With only bureaucratic authority to oversee GIS guys who study maps all day, these commissions aren’t going to attract people super interested in being political players. It’s going to attract lifetime GIS professionals and career geographers. With clear legislative rules in place the commissioners won’t have the power to gerrymander, and with the legislature disallowed amending the proposals they won’t be able to gerrymander either.

If certain constituent groups tend to “disproportionately group themselves” then that’s a systemic electoral disadvantage. Britain has some of that too, although theirs is exacerbated because their parliamentary approval process has no automatic kick-in. If Parliament disapproves then the old boundaries remain, even when demographics means some districts grow to have far more residents than others (right now this gives Labour a baked in advantage because population has been growing faster in Conservative districts than Labour ones, so a Labour vote is “worth more” now than a Conservative vote.) But the “geographic grouping” disadvantages you can’t really get rid of, that has to be seen as a feature of FPTP.

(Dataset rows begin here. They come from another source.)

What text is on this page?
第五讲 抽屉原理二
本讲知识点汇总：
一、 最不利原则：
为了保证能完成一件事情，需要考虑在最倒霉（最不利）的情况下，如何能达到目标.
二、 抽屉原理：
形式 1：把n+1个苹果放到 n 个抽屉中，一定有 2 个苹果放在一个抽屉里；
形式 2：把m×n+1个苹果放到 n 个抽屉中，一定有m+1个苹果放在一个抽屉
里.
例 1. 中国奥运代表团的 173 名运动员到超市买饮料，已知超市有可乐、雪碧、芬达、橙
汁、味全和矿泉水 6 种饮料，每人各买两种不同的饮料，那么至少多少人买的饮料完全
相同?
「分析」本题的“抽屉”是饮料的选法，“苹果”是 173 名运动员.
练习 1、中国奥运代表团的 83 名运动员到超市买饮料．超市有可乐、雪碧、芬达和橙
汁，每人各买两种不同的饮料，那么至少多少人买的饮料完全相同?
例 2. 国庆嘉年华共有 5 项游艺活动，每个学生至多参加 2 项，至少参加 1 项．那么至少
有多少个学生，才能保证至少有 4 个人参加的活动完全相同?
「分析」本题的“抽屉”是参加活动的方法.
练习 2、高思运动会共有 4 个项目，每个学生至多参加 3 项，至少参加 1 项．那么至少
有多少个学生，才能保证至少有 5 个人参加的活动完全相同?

Maybe, but it’s really easy to find solutions that are vastly better than what we have now. Even dead-simple methods like the shortest-splitline method do a reasonable job; better solutions are also available and still only take a few CPU-hours to complete.

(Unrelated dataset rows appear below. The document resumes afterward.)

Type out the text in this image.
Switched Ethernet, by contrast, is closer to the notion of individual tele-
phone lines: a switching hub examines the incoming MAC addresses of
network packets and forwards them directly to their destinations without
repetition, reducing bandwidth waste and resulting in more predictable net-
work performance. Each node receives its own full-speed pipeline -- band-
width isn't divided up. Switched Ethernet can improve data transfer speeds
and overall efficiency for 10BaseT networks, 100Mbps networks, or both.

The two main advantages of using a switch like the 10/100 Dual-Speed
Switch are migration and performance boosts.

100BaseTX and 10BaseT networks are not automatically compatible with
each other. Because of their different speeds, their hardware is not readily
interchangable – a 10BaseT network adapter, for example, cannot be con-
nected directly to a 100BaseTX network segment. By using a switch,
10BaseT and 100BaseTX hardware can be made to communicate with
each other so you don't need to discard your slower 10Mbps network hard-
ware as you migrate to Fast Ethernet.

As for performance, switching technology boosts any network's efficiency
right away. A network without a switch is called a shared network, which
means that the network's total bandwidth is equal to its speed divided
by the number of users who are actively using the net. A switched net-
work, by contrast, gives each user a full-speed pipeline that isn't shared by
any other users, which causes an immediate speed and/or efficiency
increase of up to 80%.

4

Are you suggesting that the candidate residency rule stays in place? (Which would make it the inverse of the classic British system, where a person from Mayfair could, say, represent a district in Newcastle-on-Tyne.) Where a flashmob could decide they are really angry at that guy from Joplin, so they invade his district from all over the country to drive him out? And how full can a district get before no one else can register in it?

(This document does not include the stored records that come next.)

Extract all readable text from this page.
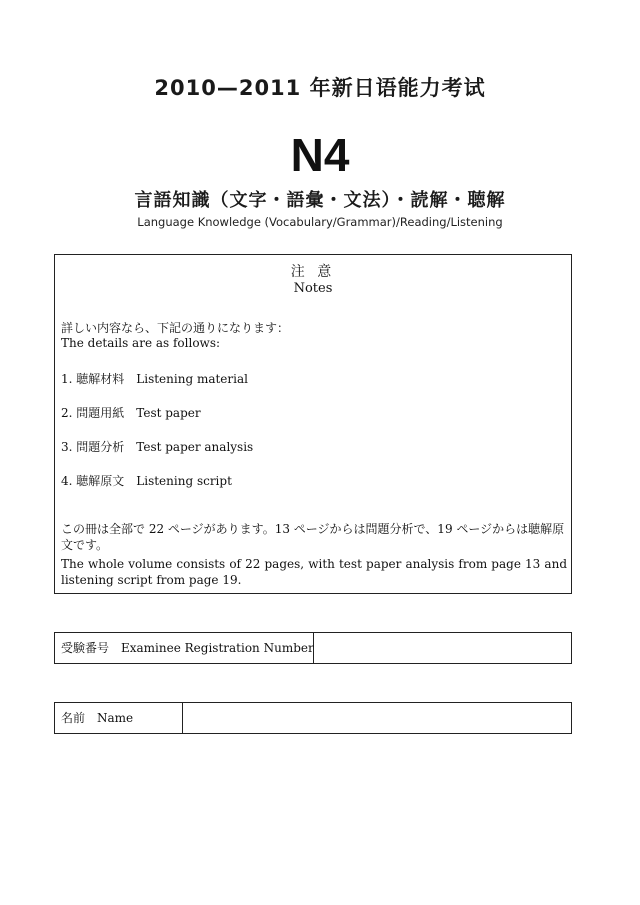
2010—2011 年新日语能力考试
N4
言語知識（文字・語彙・文法）・読解・聴解
Language Knowledge (Vocabulary/Grammar)/Reading/Listening
注 意
Notes
詳しい内容なら、下記の通りになります：
The details are as follows:
1. 聴解材料　Listening material
2. 問題用紙　Test paper
3. 問題分析　Test paper analysis
4. 聴解原文　Listening script
この冊は全部で 22 ページがあります。13 ページからは問題分析で、19 ページからは聴解原文です。
The whole volume consists of 22 pages, with test paper analysis from page 13 and listening script from page 19.
受験番号　Examinee Registration Number
名前　Name
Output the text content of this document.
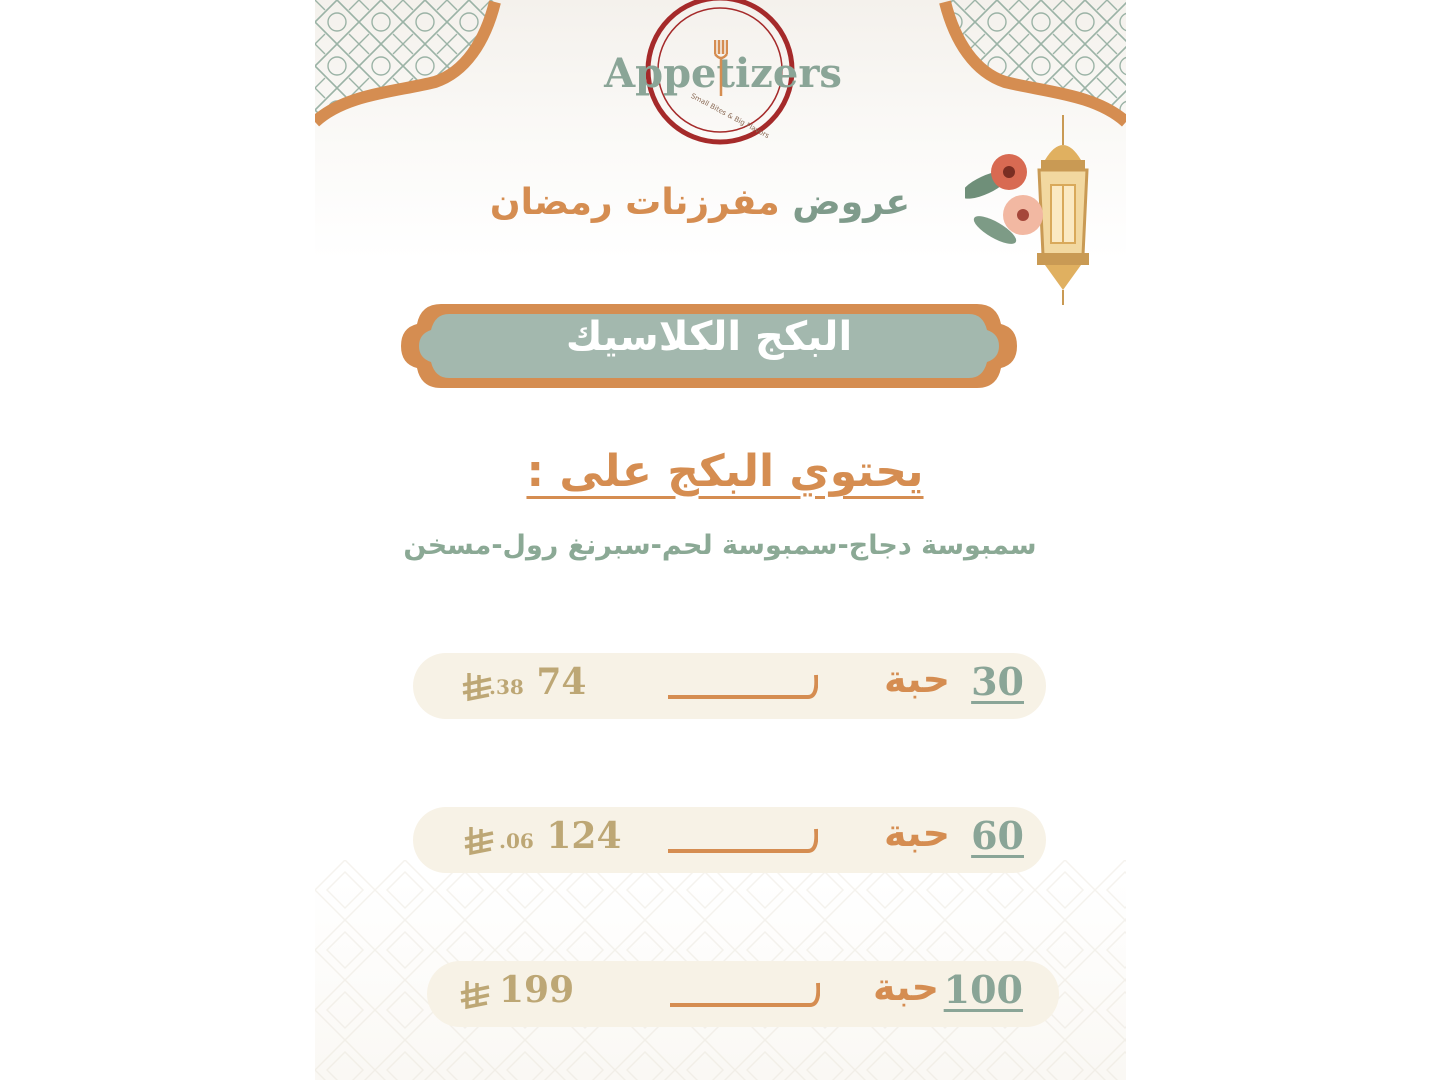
Appetizers
Small Bites & Big Flavors
عروض مفرزنات رمضان
البكج الكلاسيك
يحتوي البكج على :
سمبوسة دجاج-سمبوسة لحم-سبرنغ رول-مسخن
30
حبة
.38 74
60
حبة
.06 124
100
حبة
199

Shortest-splitline is actually worse than what we have now. It tends to cut cities up into small slices and lump each slice in with a whole lot of rural area, which is exactly the sort of effect gerrymandering usually produces, and also tends to violate the requirements of the Voting Rights Act.

The VRA isn’t really set in stone, and it doesn’t require minority-majority districts, as is often erroneously stated. Minority-majority districts are more a creation of political agreements that didn’t pick up a lot of steam until the 1980s. Intent actually matters quite a bit in the VRA, and Supreme Court cases have said that some minority-majority districts themselves may be unconstitutional. The ruling in Miller v Johnson held that an “affirmative” racially gerrymandered district (meaning a district racially gerrymandered by politicians who intend it to benefit minorities aka deliberate minority-majority districts, that the Congressional Black Caucus and many other minority advocacy groups support philosophically), if its boundaries are primarily drawn to advance the interests of a minority race, and it doesn’t adhere to districting standards like geographic compactness and etc then the boundaries of the district must be subject to “strict scrutiny” and you must show a “compelling state interest” for creating the racially privileged district.

So not only does the VRA not require majority-minority districts, it actually says if you draw them primarily for that reason, against districting norms, you need to demonstrate a compelling state interest for them to be constitutional. The court has largely deferred to the legislatures in this area though, but has staked out a position on it that says you should at least be able to justify this stuff. A district drawn with its primary purpose being geographic compactness, in fact, would likely not violate the VRA.

The VRA is primarily, in regard to districts, concerned with ones that are intentionally drawn to dilute minority votes. You could actually argue in some sense majority-minority districts actually do this, but they were initially accepted as a sort of “affirmative action”, and later accepted by the Supreme Court but noted as requiring a compelling state interest to be kosher.

The VRA is also ‘simple legislation’, it’s not immutable etched in stone. If we were changing district laws it stands to reason if the VRA needed amended it would be.